It's hard to find a city making a bigger noise on the dance floors of the world than Atlanta. From Usher and Lil Jon to OutKast, Atlanta is home to some of the biggest stars in hip-hop and R&B. Since the 1990s, though, the city has also nurtured a very different scene.
A tour of Atlanta's soul scene begins, oddly enough, in midtown, in the shadow of high-rise condos and generic office towers. Most of the people in the buildings probably have no idea they're a few hundred feet from the birthplace of Atlanta's independent soul scene. The Yin Yang Cafe opened its doors in 1994 in a former laundromat on a dead-end street. The club helped launch dozens of local artists — including India.Arie.
"We all felt like we didn't want to do what was considered regular R&B at the time," says Arie. "This was before anyone was saying 'neo-soul'. We knew that we wanted to have control and try alternative routes of getting our music out there."
Arie burst onto the national stage in 2001 — her debut album earned seven Grammy nominations. But when she started singing at the Yin Yang Cafe, she was just another songwriter with an acoustic guitar. Before long, Arie and some of the other performers got together to form an artists' collective called Groovement. Jamal Ahmad, the closest thing there is to an historian of the scene, was a member, too. He says the collective felt empowered, in part, by the legacy of the civil rights movement: "The civil rights movement instilled ... this sense of greatness among the young African-American community. Me being from Atlanta, that was something that always instilled in us. And through our parents, because they were part of that protest generation."
The music of Groovement members looked back to the classic soul singers of the 1960s and 70s, such as Marvin Gaye, Stevie Wonder and Donny Hathaway.
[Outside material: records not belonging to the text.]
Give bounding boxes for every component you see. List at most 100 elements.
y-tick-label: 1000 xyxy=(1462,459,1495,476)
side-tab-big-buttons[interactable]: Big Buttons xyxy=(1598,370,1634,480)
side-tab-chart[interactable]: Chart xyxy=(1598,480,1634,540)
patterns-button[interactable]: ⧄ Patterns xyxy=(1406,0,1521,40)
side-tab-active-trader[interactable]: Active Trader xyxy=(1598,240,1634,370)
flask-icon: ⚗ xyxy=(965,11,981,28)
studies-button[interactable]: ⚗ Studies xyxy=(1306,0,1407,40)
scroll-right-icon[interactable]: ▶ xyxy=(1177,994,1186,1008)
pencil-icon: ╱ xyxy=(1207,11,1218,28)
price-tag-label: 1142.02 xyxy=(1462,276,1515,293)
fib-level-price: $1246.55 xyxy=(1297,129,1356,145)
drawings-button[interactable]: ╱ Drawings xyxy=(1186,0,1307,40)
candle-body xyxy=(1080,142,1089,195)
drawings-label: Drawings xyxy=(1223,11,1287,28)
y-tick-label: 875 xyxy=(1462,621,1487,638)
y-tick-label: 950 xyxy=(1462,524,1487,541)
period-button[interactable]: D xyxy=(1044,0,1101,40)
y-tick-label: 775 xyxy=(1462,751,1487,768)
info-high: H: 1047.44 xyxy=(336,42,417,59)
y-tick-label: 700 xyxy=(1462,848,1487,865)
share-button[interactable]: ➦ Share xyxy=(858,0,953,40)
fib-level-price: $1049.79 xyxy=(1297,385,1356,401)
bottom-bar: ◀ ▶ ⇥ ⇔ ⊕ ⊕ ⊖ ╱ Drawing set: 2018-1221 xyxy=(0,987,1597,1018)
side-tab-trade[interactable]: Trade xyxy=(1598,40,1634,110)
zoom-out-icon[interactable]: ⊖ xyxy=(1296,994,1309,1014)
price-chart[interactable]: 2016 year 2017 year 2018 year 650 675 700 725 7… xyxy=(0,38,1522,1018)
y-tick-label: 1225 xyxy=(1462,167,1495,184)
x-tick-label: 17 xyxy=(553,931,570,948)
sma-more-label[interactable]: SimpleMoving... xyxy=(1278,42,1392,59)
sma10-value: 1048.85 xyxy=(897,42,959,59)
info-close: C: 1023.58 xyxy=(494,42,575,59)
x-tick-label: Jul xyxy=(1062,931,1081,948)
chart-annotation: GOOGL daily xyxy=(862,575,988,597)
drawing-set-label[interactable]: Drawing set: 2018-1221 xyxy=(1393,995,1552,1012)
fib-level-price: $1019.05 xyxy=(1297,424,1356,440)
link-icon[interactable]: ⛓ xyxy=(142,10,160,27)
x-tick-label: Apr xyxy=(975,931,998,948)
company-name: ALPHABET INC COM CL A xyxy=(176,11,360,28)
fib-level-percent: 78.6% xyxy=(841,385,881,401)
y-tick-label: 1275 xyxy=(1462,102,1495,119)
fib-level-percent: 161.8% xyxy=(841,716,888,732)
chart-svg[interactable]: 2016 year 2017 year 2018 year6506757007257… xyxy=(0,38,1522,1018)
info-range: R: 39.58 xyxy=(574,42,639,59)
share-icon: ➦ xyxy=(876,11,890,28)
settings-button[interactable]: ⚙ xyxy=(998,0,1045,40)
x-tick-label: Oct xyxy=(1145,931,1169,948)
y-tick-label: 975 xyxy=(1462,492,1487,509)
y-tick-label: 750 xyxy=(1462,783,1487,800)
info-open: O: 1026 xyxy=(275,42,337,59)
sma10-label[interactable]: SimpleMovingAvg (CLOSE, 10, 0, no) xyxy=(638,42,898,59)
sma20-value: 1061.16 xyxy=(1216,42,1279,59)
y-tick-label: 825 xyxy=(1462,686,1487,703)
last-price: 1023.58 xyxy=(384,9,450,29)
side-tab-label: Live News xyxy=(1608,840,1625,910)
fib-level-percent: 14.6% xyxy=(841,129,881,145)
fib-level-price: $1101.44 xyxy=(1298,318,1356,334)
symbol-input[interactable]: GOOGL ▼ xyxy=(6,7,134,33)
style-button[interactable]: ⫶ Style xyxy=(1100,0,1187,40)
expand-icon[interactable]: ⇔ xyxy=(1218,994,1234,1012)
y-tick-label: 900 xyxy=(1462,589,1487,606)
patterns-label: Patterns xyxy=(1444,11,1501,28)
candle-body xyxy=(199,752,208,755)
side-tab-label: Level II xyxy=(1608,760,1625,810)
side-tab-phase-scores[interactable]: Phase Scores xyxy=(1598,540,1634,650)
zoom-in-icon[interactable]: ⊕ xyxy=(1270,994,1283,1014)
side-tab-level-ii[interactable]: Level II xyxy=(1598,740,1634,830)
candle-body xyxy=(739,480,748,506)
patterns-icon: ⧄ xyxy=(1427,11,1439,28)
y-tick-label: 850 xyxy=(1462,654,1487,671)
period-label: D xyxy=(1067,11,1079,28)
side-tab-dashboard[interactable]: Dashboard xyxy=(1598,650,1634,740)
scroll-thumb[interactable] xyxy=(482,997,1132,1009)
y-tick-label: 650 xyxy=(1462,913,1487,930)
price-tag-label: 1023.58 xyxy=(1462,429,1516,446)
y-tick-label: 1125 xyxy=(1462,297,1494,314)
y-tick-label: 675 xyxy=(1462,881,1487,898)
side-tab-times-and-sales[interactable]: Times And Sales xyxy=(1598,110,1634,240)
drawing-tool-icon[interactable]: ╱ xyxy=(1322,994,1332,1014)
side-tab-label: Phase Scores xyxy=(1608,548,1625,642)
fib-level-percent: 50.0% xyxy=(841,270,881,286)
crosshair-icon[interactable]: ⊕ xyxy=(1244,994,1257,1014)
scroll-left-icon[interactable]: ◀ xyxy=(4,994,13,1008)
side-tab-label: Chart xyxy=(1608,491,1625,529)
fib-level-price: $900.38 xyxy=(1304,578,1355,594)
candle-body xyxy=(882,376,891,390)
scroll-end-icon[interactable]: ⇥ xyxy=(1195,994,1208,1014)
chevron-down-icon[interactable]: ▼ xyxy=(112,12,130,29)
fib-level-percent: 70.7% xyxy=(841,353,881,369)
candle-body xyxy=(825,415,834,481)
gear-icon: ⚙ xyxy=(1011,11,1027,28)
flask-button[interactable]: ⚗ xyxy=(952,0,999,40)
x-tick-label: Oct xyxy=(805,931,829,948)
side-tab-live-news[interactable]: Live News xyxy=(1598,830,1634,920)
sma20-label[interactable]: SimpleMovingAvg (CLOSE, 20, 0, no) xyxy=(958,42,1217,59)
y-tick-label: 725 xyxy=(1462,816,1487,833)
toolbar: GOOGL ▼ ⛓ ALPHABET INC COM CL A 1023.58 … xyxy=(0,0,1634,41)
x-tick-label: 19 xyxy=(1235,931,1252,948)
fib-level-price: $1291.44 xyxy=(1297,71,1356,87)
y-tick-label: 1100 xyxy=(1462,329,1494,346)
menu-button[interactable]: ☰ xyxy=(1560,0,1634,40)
But the Groovement artists also drew on the international sounds they heard on WCLK — acid jazz and new soul from Europe, and remixes from Japan. They brought all of those influences to the tiny stage at the Yin Yang Cafe.
Singer and songwriter Anthony David says the club was a hole in the wall that could barely hold 300 people. But it gave young musicians a chance to get up in front of an audience. "I didn't play music when I started going there," David says. "I would just go and watch the live musicians there. Over a period of five years, I went from not playing to playing, you know what I mean?"
David and Arie say indie soul drew packed houses to the Yin Yang. "It was like we were already stars. So we had an audience of people there. Singing the words to our songs. It was like you had music on the radio, and it really helped boost our confidence," Arie says.
But inevitably, the new scene went through some growing pains. Ahmad and David quit the collective. Arie signed to a major label. And perhaps most painful of all, the Yin Yang Cafe closed — not because it wasn't successful, but because the landlord wanted to sell it.
DJ Kemit stood behind the turntables for hip-hop pioneers Arrested Development, and the Yin Yang's house band, the Chronicle. He says that when Yin Yang closed, "everyone was caught with their pants down, and looking around, like, 'where are we gonna meet?' How are we gonna do this?' "
Kemit says a few promoters put on occasional shows around town. But he says the scene lost its center, and a lot of artists retreated to the solitude of their studios. He says it went on like that for more than two years. But now, the soul scene in Atlanta seems to be rising from its own ashes — kind of like the city itself.
WCLK is playing more indie soul now. The room that used to be the Yin Yang re-opened as the Apache Cafe, and a handful of new clubs are presenting indie soul.
On Thursday nights, the jam session is at the upscale Harlem Bar, where a beer and a bottled water will cost you $12, and the kitchen serves fancy soul food until 2 in the morning. The most ambitious of Atlanta's new soul clubs is called Sugarhill. It's co-owned by Freddy Luster, who used to own the Yin Yang. Luster says Sugarhill is doing fine — though not quite as well as the hip-hop club he co-owns.
There's little doubt that Atlanta is a hip-hop town first and foremost, and that soul occupies a smaller niche. But to some, the intimacy of the Atlanta soul scene is one of its charms. Far from traditional music industry towns like New York and Los Angeles, singer Julie Dexter says artists here can afford to experiment: "Here people give you more of a chance to grow, get to where you're supposed to be. In New York, you gotta be where you're supposed to be before you can step out. Go and shed somewhere else. Atlanta is a good place to grow, develop, grow. Get your groove on. Find out what your voice is."
With a little luck, that voice will also resonate beyond Atlanta.